L’Administration dissimule des milliers de données

Traitement de données à l’Administration fédérale : on préfère les cacher. (Photo Keystone/Gaetan Bally

Par Martin Stoll. De nombreuses unités administratives réduisent à néant la stratégie « Open Government Data » du Conseil fédéral. C’est ce que montre un rapport interne des Archives fédérales.

 

Avec sa stratégie approuvée en 2014, le Conseil fédéral entend encourager le libre accès aux stocks de données utiles de l’Administration. Mais un audit non publié jusqu’ici montre qu’au sein de l’Administration ce projet se heurte à une forte résistance.

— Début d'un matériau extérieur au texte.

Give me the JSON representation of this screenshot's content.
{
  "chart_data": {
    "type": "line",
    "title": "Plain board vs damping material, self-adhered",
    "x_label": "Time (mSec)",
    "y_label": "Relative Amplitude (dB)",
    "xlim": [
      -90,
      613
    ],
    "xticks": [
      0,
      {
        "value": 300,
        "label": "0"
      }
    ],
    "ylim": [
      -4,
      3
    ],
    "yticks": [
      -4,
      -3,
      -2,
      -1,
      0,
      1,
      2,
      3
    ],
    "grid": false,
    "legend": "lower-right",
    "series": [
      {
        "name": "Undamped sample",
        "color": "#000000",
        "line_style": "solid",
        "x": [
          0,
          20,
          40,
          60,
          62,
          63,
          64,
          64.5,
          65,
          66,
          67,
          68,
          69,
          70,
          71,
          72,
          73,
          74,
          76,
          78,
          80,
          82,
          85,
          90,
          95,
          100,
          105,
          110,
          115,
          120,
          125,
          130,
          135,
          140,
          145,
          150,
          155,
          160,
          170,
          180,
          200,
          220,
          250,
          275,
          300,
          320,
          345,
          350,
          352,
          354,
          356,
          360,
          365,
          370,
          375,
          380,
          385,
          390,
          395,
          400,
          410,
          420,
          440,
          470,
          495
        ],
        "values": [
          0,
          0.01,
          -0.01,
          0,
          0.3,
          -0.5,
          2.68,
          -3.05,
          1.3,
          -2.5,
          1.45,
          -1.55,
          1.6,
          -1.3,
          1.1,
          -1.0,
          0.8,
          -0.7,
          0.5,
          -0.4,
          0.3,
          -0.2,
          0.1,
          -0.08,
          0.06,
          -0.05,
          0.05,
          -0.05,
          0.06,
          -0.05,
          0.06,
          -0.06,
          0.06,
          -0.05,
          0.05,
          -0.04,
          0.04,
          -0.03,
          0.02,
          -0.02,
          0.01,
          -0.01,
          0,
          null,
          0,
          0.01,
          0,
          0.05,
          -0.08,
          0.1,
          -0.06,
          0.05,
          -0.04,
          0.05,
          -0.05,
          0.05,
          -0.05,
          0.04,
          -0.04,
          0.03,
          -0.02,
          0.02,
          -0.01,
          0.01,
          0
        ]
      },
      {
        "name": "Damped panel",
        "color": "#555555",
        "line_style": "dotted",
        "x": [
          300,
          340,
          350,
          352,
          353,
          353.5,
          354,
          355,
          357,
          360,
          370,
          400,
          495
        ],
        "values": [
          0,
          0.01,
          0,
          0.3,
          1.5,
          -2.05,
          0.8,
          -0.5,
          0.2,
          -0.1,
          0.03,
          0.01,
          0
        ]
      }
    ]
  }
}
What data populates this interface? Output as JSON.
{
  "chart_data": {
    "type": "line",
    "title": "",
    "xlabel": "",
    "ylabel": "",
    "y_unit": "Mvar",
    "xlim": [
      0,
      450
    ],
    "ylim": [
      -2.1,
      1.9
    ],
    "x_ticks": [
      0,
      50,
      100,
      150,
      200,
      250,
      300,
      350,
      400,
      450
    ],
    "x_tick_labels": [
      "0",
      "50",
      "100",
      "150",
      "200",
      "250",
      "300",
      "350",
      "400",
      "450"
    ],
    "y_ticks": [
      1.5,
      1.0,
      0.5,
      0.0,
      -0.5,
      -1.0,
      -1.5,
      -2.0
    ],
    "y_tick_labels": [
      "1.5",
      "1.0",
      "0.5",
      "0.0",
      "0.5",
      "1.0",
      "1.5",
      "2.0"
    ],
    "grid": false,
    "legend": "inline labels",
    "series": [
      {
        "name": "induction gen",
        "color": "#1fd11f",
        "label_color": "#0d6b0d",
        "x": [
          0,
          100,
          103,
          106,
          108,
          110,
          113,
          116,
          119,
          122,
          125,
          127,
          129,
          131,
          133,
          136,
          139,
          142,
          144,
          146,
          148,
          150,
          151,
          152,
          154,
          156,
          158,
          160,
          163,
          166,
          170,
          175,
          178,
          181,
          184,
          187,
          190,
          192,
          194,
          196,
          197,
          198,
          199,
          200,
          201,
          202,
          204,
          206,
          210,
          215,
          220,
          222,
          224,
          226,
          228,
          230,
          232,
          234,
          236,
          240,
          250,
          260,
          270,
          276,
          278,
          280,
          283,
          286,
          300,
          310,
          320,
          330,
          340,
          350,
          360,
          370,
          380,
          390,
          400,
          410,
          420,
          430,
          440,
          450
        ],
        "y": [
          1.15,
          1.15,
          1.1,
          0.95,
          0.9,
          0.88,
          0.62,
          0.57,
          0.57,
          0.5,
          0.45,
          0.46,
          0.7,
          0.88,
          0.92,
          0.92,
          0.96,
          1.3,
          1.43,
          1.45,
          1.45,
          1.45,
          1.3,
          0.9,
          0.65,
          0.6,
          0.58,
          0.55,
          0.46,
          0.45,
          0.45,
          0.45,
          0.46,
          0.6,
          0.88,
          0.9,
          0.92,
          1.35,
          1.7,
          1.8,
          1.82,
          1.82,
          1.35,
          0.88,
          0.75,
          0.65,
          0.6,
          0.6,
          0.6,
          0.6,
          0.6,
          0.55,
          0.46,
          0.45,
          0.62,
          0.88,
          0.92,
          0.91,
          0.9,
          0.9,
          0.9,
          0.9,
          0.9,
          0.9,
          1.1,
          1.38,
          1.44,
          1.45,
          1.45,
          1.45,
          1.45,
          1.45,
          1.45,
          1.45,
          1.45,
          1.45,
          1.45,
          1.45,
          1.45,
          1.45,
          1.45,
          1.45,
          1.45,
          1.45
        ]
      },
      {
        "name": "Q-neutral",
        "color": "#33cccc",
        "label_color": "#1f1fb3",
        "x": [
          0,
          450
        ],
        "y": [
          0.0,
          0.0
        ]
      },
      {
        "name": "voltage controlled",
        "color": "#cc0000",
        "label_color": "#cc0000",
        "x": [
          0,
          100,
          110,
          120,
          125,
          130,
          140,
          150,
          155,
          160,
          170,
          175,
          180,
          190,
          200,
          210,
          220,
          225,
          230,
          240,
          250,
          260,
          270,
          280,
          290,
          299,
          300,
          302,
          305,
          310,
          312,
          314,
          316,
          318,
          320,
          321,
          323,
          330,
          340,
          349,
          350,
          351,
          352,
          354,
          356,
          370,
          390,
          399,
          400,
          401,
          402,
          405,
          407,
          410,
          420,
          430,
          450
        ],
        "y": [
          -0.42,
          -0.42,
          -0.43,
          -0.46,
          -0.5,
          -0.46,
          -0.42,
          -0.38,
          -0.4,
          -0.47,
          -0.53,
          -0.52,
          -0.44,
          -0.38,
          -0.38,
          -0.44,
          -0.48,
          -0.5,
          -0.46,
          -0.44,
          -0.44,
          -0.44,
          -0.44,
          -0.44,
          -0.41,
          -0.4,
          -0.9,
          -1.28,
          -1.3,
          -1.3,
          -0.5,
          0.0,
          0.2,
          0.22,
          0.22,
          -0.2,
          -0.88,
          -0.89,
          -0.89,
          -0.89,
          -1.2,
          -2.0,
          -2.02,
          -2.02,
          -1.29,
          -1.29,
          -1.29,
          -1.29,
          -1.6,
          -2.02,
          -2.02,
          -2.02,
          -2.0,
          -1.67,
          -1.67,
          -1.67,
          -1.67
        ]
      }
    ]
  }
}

Invoquant la Loi sur la transparence, le « Tages Anzeiger » a demandé un rapport sur la mise en œuvre de la stratégie Open Government Data (OGD) de la Confédération. Les Archives fédérales y résument un sondage au sein de l’Administration fédérale. Cette dernière était incitée l’an dernier à rendre publiques les séries de données qui pouvaient être utiles à des tiers. Sur les 104 unités administratives contactées, 9 ont ignoré le sondage et 47 ont informé qu’elles ne possédaient pas le moindre stock de données qui pourrait potentiellement se prêter à une publication.

Les Archives fédérales critiquent une prise de conscience insuffisante

Les justifications sont multiples : elles vont de « c’est trop de travail » à « c’est discutable du point de vue de la sécurité ». Le Secrétariat d’Etat à la formation, la recherche et l’innovation refuse l’accès à d’anciens examens de maturité en prétextant les droits d’auteur des enseignants concernés. Le DFAE argumente que l’opinion publique ne tirerait aucun bénéfice économique accru de la publication des données de déplacements de la Confédération.

Au premier regard, le résultat de ce sondage est « extrêmement modeste », constatent les Archives fédérales, en charge de la mise en œuvre de l’OGD, dans leur rapport « Dateninventarisierung Bund ». Seules 236 collectes de données ont pu être répertoriées. On peut partir de l’idée que l’Administration fédérale travaille sur des milliers de collectes de données. Indépendamment de la décision de publication, un inventaire aurait fourni une vue d’ensemble des banques de données disponibles et permis un programme de publication de données national. « Il faut admettre qu’au sein de l’Administration existent beaucoup de stocks de données dont nous ne savons rien », commente Andreas Kellerhals, responsable OGD de la Confédération.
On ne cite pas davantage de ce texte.